田文鏡走馬上任河南,一心要整頓吏治,沒想到身為巡撫,手握重權,口含天憲,仍舊事事受製。為晁劉氏一案,拿了臬司衙門二十幾號人,又具本參劾胡期恒、車銘兩名大員“通同僧尼,賣放官錢,賄賂官司”,在押的和尚尼姑們都已招認,偏是朝廷部文下來,吏部批的“著該撫將車銘、胡期恒貪墨不法實證解部上聞”。刑部則批“僧民所供一麵之辭甚駭視聽,顯係諉過大臣以圖淆亂是非,著該審評實再報”。田文鏡看著這些部文,氣得欲哭無淚:他已發出憲牌,要車銘胡期恒封印聽參,為的就是革職部文下來,好與這些淫僧淫尼當堂對質,把案子審個水落石出。
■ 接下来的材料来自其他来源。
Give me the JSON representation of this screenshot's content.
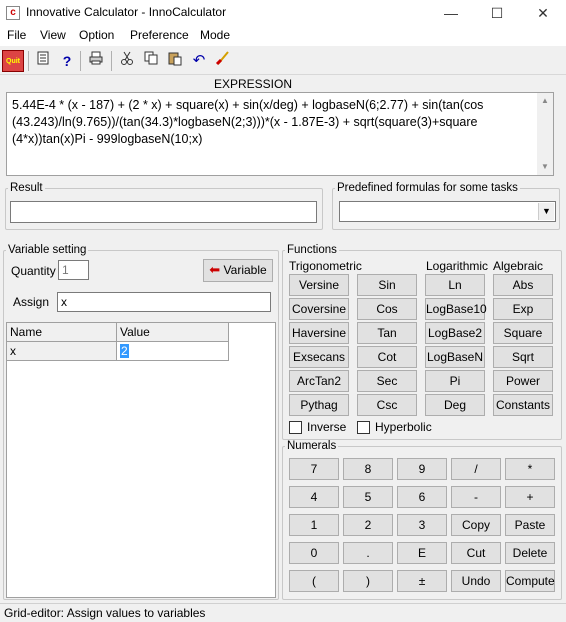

如今車、胡赫然在位,單審和尚尼姑怎麼能定讞?再看身邊,鄔思道百事不問,吳鳳閣幾個袖手觀火,隻剩下自己一個人,煢煢孑立形影相吊,真正的單絲不線孤掌難鳴!在簽押房苦思一夜,田文鏡一眼未合。直到卯時,巡撫衙門各房執事都來了,田文鏡忍著心裏那份難受,叫祝希貴去布政使衙門和按察使衙門請胡期恒和車銘。祝希貴答應著還沒有離去,便見外頭門政帶著一個官員進來,個子高高的,又黑又瘦,凸出的顴骨上嵌著一對又黑又亮的小眼睛,頭上戴著藍寶石頂子,一望可知是個三品大員。田文鏡驚愕地站起身來,細看時卻是熟人,湖廣布政使高其倬——不知幾時來的開封?
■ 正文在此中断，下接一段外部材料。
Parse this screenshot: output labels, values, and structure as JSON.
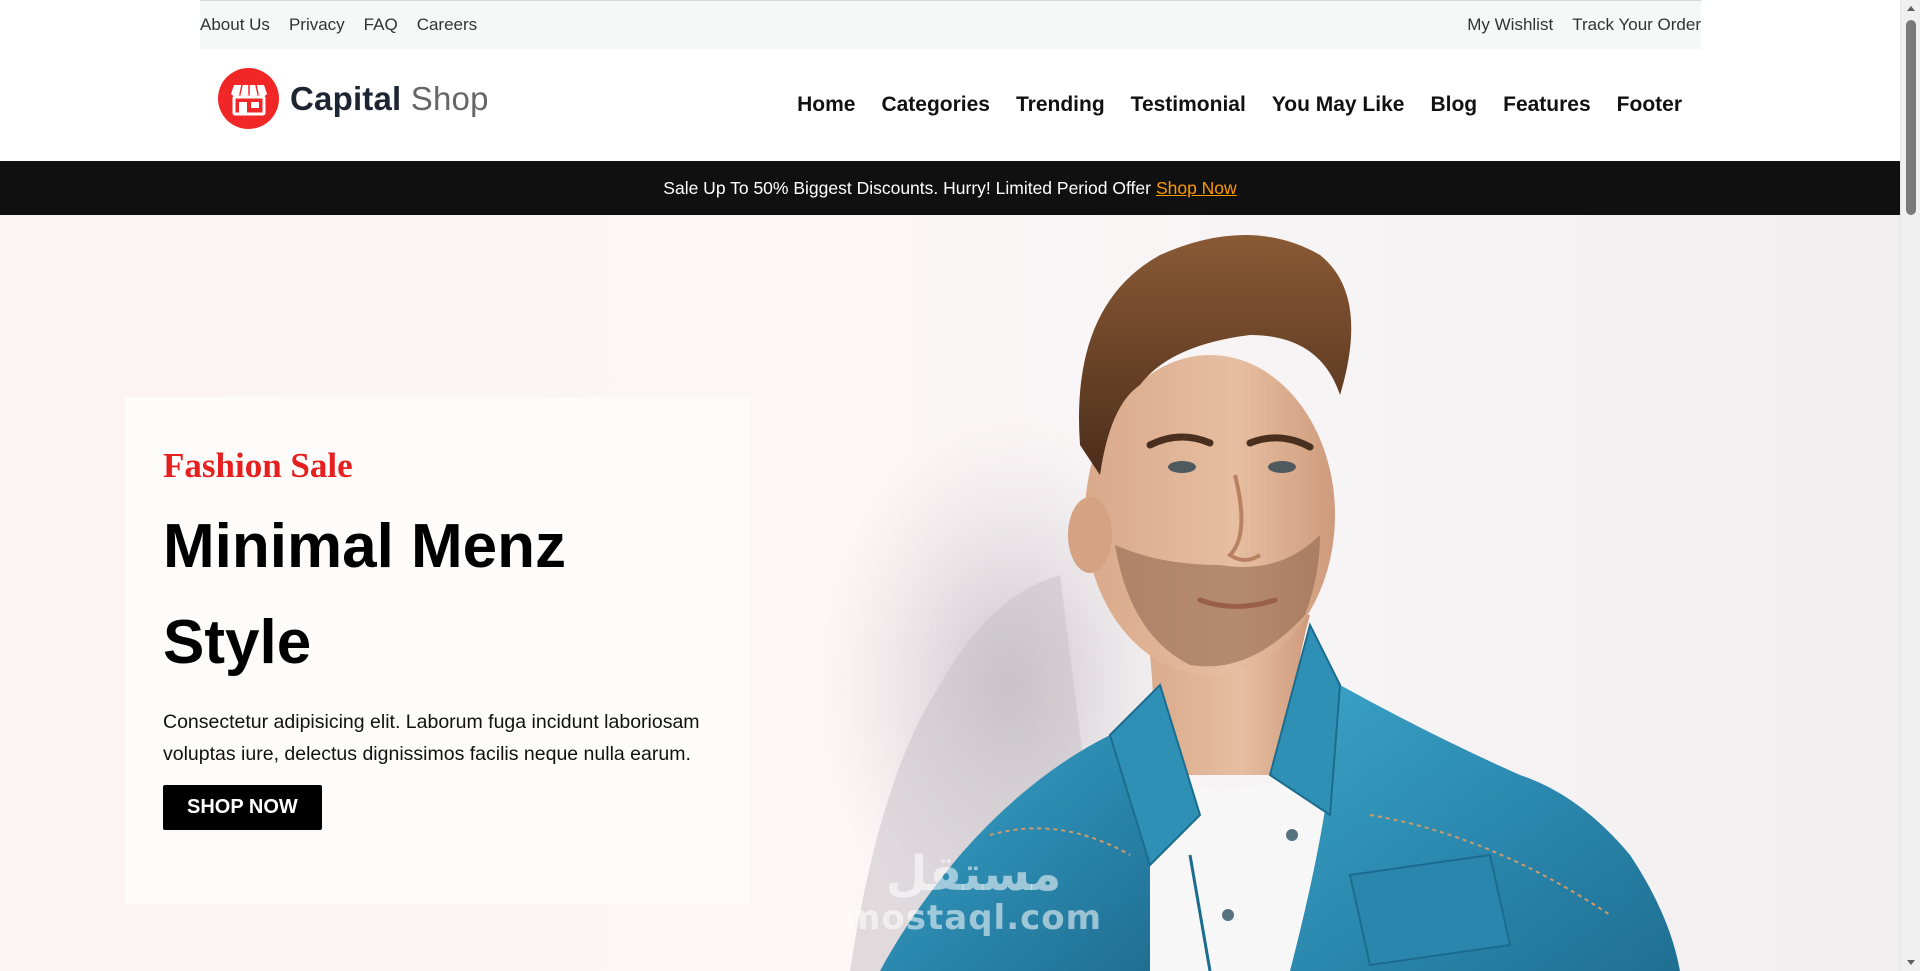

“愣什麼?”高其倬十分豪爽,大踏步進了簽押房,一揖笑道,“有朋自遠方來,不亦樂乎?當年你在戶部跟十三爺做事,去四川催繳庫銀,沒有和其倬打過交道麼?如今做了封疆,竟睹麵不識了!”田文鏡一邊還禮,說道:“哪裏的話呢?敢不認識你其倬兄?突如其來從天而降,我再想不到——怎麼就不通稟一聲兒,你們差使越辦越成體統了!”高其倬笑著坐了,一邊接過李宏升送過的茶,笑嘻嘻道:“你別嗔下人。他們倒是要通稟的,是我不讓鬧這些虛文,又是開門放炮的,不合咱們的情分。”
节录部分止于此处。